Burke & Hare (1972)
6/10
BURKE & HARE (Vernon Sewell, 1972) **1/2
27 January 2011
Fairly maligned but, in retrospect, reasonably enjoyable version of the notorious body-snatching double act – played here by Derren Nesbitt (a regular in director Sewell's work) and Glynn Edwards (surprisingly, for a title role, played by a prolific character actor rather than a star or even a familiar face); both men are now married and their spouses get wind of their nefarious activities before long. The end is also closer to the truth, with Hare turning State's Evidence (eventually dying blind and destitute), leaving Burke to hang alone, and Dr. Knox (a typically full-blooded Harry Andrews, with an eye-patch over his right eye and given to cracking dirty jokes for his colleagues' amusement!) – the eminent surgeon they sold the bodies to – being expelled from his profession but subsequently setting up a traveling medicine show! Oddly enough, the rivalry between Knox and the other surgeon-lecturers is all but inexistent here!

The style is agreeably redolent of Hammer Films (nicely book-ended by recreations of period illustrations dealing with the case), though like the brand-new John Landis rendition, the tone is bawdily comic rather than the sleazy seriousness adopted by two more British treatments of these events (unfolding in 1820s Edimburgh) by notable directors – John Gilling's THE FLESH AND THE FIENDS (1959) and Freddie Francis' THE DOCTOR AND THE DEVILS (1985), both of which I had reviewed soon after their first viewing. For the record, the screenplay is the handiwork of Ernle Bradford; his major claim to fame was penning the bestselling chronicle of The Great Siege of Malta of 1565 and, not only is a street in my hometown named after him, but he was to die on our shores in 1986!

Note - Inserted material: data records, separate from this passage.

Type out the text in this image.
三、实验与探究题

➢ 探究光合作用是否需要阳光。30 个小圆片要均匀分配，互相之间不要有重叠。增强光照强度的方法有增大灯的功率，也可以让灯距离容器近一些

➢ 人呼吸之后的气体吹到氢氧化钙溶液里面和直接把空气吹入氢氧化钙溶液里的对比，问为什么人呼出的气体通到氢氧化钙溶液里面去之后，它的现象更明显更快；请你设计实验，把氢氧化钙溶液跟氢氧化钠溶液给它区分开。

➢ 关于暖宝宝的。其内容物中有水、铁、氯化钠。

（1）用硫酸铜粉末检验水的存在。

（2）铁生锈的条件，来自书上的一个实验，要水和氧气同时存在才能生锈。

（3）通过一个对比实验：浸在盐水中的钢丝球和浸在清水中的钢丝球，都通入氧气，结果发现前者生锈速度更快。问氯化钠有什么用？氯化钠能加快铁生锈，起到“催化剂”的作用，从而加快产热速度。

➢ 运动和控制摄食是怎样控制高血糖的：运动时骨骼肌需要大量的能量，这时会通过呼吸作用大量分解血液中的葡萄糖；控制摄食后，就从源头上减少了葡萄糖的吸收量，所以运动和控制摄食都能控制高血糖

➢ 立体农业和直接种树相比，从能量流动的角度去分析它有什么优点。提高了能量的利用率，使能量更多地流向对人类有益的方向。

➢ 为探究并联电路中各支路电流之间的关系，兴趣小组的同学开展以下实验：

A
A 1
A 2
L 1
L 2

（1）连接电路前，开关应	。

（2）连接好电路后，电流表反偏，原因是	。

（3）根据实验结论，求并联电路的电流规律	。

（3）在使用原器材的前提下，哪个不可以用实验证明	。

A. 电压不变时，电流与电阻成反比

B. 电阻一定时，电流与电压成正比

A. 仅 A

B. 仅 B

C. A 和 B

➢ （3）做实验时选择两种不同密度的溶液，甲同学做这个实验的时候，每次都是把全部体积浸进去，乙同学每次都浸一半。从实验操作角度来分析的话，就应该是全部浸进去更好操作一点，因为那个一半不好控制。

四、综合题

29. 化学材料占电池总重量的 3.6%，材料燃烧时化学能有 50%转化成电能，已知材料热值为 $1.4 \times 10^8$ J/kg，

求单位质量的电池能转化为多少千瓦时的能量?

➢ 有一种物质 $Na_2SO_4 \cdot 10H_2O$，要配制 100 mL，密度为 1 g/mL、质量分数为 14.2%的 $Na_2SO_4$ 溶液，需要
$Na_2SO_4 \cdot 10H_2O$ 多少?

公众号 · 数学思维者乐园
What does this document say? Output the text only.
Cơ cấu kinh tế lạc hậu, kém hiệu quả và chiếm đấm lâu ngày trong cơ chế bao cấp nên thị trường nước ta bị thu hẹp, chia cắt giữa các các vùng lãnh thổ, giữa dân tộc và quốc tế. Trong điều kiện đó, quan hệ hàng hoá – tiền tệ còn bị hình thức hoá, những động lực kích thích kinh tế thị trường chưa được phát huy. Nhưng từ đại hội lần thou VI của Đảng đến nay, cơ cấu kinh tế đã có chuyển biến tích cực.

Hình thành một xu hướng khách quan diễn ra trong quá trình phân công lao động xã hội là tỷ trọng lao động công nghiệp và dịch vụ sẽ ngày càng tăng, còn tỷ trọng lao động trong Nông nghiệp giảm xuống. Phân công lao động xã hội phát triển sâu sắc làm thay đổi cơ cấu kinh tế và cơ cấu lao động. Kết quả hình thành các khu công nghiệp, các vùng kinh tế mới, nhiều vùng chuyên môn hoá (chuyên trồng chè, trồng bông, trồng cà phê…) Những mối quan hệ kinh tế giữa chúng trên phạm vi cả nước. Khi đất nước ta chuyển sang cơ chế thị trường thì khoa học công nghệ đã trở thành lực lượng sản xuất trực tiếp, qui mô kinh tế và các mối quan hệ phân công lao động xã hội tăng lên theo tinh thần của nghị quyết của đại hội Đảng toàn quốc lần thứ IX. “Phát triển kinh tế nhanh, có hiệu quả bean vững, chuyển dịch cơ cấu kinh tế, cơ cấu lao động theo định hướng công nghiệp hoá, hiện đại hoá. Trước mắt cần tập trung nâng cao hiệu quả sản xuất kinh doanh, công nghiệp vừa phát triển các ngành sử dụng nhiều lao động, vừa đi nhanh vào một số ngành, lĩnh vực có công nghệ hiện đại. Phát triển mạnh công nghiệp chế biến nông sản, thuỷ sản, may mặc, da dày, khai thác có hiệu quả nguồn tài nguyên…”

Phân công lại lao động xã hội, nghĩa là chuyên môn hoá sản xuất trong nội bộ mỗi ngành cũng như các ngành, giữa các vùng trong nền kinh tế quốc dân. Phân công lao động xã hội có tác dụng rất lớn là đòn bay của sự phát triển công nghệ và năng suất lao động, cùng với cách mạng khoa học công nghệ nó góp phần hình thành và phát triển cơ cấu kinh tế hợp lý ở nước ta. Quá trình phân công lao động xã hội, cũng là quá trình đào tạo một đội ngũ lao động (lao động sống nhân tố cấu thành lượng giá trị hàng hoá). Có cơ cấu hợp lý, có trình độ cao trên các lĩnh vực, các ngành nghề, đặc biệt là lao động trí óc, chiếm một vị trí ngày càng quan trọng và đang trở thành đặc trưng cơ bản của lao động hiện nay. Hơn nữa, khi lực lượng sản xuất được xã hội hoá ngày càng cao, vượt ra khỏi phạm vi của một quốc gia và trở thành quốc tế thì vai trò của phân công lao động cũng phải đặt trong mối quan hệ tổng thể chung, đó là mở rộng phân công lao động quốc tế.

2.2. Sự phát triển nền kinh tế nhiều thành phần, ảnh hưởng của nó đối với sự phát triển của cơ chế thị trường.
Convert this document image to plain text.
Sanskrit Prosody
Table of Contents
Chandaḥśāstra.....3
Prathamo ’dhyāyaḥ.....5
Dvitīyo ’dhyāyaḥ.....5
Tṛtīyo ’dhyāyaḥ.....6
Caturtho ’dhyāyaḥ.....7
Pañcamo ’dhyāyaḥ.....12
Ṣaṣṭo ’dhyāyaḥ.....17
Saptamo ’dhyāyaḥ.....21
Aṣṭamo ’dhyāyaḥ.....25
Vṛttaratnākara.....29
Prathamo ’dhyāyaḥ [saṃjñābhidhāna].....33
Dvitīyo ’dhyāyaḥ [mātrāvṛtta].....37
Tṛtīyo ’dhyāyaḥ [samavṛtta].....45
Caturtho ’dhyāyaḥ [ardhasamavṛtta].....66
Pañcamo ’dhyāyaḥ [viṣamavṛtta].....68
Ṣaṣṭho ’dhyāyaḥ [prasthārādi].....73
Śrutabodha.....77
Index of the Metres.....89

The brothel scenes (ostensibly demonstrating Knox's students' leisure time, as well as provide convenient victims for the titular duo, but all-too-obviously mandated by the new-fangled permissiveness) feel rather like padding – incidentally, former Hammer starlet Yutte Stensgaard appears briefly as one such prostitute (which she unconvincingly plays drunk much of the time!). One unexpected asset, however, is a rollicking folk-tune sung by The Scaffold during the film's opening and closing titles.

I do not know if the copy I acquired is culled from the film's DVD edition (through Redemption) but it came accompanied by an interesting 12-minute 'lecture' featuring an unusual-looking (displaying tattoos and piercings galore!) female Professor who, amongst other things, parallels the real-life Dr. Knox's dabbling in body parts so that others may live with the literary figure of Baron Frankenstein attempting to re-animate composites of dead tissue (especially since both came by them illegally).